Killer Instinct and the struggle to fight negativity (a blog post from King Hippo)

I certainly wouldn’t argue with anything he is saying in the article, and it’s a decently accurate recollection of the history of the “toxicity” in the community as far as I can recall it. His basic assumption - that it all amounts to communication is almost a given. If people are fighting about something either one of them is just wrong, one of them is just an ■■■■■■■ or there is a breakdown in communication. I tend to think we have some ■■■■■■■■ in the KI community, but it’s generally not productive to base a discussion around that’s. So communication it is.

I don’t think there’s a single “magic bullet” explanation for how the community became “toxic” (or labeled as toxic - I still enjoy tons of positive interactions with the KI community). Lots of major and minor contributions. I think some of what King Hippo points out is spot on and along with a few other things is sifficient to explain what has happened.

  1. People think “we are willing to listen to you” means “we are going to do what you ask us to do.” KI’s unprecedentedly open and transparent development process had the unfortunate side effect of making everyone in the fan base think they had a say in how the game was made. So when they didn’t like a decision they also felt ignored or slighted by the devs. Ironically, the more directly the devs tried to address those issues the worse the problem got. Lesson: there is such a thing as too much transparency.

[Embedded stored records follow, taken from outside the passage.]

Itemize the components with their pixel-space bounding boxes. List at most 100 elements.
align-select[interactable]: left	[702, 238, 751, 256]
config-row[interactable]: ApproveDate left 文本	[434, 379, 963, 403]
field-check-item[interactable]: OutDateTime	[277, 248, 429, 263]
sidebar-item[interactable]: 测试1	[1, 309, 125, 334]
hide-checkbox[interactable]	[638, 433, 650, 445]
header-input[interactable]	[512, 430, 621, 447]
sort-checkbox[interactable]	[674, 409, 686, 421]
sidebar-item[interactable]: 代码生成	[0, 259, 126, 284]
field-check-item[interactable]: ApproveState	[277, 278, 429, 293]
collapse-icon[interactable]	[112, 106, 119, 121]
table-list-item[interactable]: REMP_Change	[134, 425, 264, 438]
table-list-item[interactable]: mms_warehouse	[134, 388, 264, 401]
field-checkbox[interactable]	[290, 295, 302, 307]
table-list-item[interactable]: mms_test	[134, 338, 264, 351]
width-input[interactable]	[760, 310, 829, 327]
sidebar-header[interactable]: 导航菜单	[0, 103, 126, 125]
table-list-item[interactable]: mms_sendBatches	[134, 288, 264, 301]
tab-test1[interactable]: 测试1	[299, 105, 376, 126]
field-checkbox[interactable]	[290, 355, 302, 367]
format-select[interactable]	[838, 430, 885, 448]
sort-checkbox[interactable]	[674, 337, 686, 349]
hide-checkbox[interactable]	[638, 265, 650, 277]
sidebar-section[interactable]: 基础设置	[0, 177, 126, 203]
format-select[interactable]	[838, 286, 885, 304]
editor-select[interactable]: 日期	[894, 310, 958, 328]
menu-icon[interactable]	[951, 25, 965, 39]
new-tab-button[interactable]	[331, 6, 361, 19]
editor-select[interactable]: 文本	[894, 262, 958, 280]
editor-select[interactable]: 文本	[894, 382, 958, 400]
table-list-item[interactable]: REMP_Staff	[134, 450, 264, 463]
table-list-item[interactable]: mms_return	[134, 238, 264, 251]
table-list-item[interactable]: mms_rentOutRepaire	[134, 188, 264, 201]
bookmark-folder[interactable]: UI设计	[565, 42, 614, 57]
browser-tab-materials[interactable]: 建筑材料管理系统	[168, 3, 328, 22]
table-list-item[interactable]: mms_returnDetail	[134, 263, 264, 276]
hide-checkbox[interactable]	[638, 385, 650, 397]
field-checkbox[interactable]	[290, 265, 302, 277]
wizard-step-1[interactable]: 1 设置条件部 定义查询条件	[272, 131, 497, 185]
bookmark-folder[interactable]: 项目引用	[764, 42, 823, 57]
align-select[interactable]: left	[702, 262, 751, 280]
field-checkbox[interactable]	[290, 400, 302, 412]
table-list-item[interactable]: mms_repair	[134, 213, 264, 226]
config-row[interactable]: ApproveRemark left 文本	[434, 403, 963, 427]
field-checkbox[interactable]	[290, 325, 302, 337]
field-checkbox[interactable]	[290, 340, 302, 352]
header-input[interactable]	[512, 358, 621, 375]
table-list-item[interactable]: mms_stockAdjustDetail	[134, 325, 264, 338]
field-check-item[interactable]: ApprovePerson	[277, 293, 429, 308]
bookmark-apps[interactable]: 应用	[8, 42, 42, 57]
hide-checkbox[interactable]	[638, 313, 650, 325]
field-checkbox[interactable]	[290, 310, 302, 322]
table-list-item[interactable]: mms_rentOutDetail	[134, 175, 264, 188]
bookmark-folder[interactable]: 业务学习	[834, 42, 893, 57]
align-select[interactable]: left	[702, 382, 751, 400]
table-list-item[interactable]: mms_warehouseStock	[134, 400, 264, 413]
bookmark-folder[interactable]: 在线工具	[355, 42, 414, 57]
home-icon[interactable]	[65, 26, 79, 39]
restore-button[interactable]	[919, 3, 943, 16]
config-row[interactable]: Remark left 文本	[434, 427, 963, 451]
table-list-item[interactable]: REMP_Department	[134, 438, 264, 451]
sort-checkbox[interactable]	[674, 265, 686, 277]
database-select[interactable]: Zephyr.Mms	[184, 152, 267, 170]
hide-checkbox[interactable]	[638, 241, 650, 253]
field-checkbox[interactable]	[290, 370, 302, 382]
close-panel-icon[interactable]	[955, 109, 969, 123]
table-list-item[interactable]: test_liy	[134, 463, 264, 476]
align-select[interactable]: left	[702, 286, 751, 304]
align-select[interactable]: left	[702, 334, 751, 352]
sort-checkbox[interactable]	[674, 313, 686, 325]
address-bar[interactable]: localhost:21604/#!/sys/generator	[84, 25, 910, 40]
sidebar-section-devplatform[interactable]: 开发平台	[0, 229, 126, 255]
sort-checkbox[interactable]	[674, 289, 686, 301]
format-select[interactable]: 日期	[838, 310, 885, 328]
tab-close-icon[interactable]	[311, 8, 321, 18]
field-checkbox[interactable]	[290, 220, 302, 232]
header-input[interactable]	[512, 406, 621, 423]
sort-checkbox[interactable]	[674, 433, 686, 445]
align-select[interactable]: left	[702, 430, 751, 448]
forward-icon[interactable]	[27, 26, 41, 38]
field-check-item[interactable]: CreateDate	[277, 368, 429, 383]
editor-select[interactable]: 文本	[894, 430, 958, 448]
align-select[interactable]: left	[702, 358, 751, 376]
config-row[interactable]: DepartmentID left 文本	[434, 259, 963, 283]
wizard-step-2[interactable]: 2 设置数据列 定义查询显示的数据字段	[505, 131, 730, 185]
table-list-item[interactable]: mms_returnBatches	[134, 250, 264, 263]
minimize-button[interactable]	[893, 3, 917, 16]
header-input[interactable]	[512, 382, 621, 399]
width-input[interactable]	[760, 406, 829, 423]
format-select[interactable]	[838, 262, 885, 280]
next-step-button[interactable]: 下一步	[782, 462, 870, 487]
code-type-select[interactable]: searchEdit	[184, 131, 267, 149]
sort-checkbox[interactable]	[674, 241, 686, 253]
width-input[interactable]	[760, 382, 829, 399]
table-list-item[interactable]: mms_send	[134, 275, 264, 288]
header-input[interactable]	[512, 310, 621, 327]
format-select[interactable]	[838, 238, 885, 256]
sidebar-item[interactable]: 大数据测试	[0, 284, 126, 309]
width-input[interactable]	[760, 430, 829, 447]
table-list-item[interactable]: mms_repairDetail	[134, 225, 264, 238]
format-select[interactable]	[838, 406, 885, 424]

  2. Being good at a game is different than being good at MAKING a game. A lot of high level KI players, especially from season 1, thought that the developers should be taking more of their input on board. But frankly, most of them didn’t have better ideas than what you see in scrubquotes. Keits let them know why he thought they were wrong about stuff and they didn’t like it. Egos etc. And they couldn’t deal with the fact that they were, in fact, not special in regards to the game’s development just because they won tournaments. Lesson: there may be some value in distancing the fight designers from the games high level player community.

  3. IG, and to a lesser extent the MS team, did not always understand how their communications would be received. The IG streams were filled with a lot of humor about the chat’s reaction and mocking complaints from the community. This was all intended in good fun, but didn’t help calm down people who were upset by stuff. Playful trolling of the community often “triggered” the more triggerable people in the community. Lesson: even when you are trying to be open and transparent make sure the people communicating with the community understand what they are doing and don’t just act like they are talking to friends in their living room.

  4. Social media and modern internet communication make everything worse. It’s an ancient adage in communications that “negative messages predominate.” This means if you read thirty YouTube comments that the game is amazing and one that says it’s garbage people will say “the game gets mixed reviews.” We pay way more attention to the bad news. Coupled with the volume of info in KIs open (ish) development, this just made every problem worse.

  5. That creepy psychotic stalker you ignore in real life has nothing but time to post on the internet. I know this sounds mean spirited, but the ability of random, unqualified, and even slightly deranged people to spread and amplify their messages on the internet is a problem that we, as a society at large), are struggling with. I refuse to believe that the world is actually populated by so many loathsome people. I never meet these people in real life - be they misogynists, racists, delusional thinkers, conspiracy theorists or any other “undesirable.” But they appear on the internet in droves and using the echo chamber effect they appear to be legion. When in fact it’s just a handful of people posting nonsense over and over again. Lesson: don’t ever think that what you read on the internet is an actual representative sample of how people feel.

I don’t know why I’m writing a novel about this. I don’t think the KI community is especially unique. Probably the only truly different aspect is how much the openness of the games developers has not helped improve the community.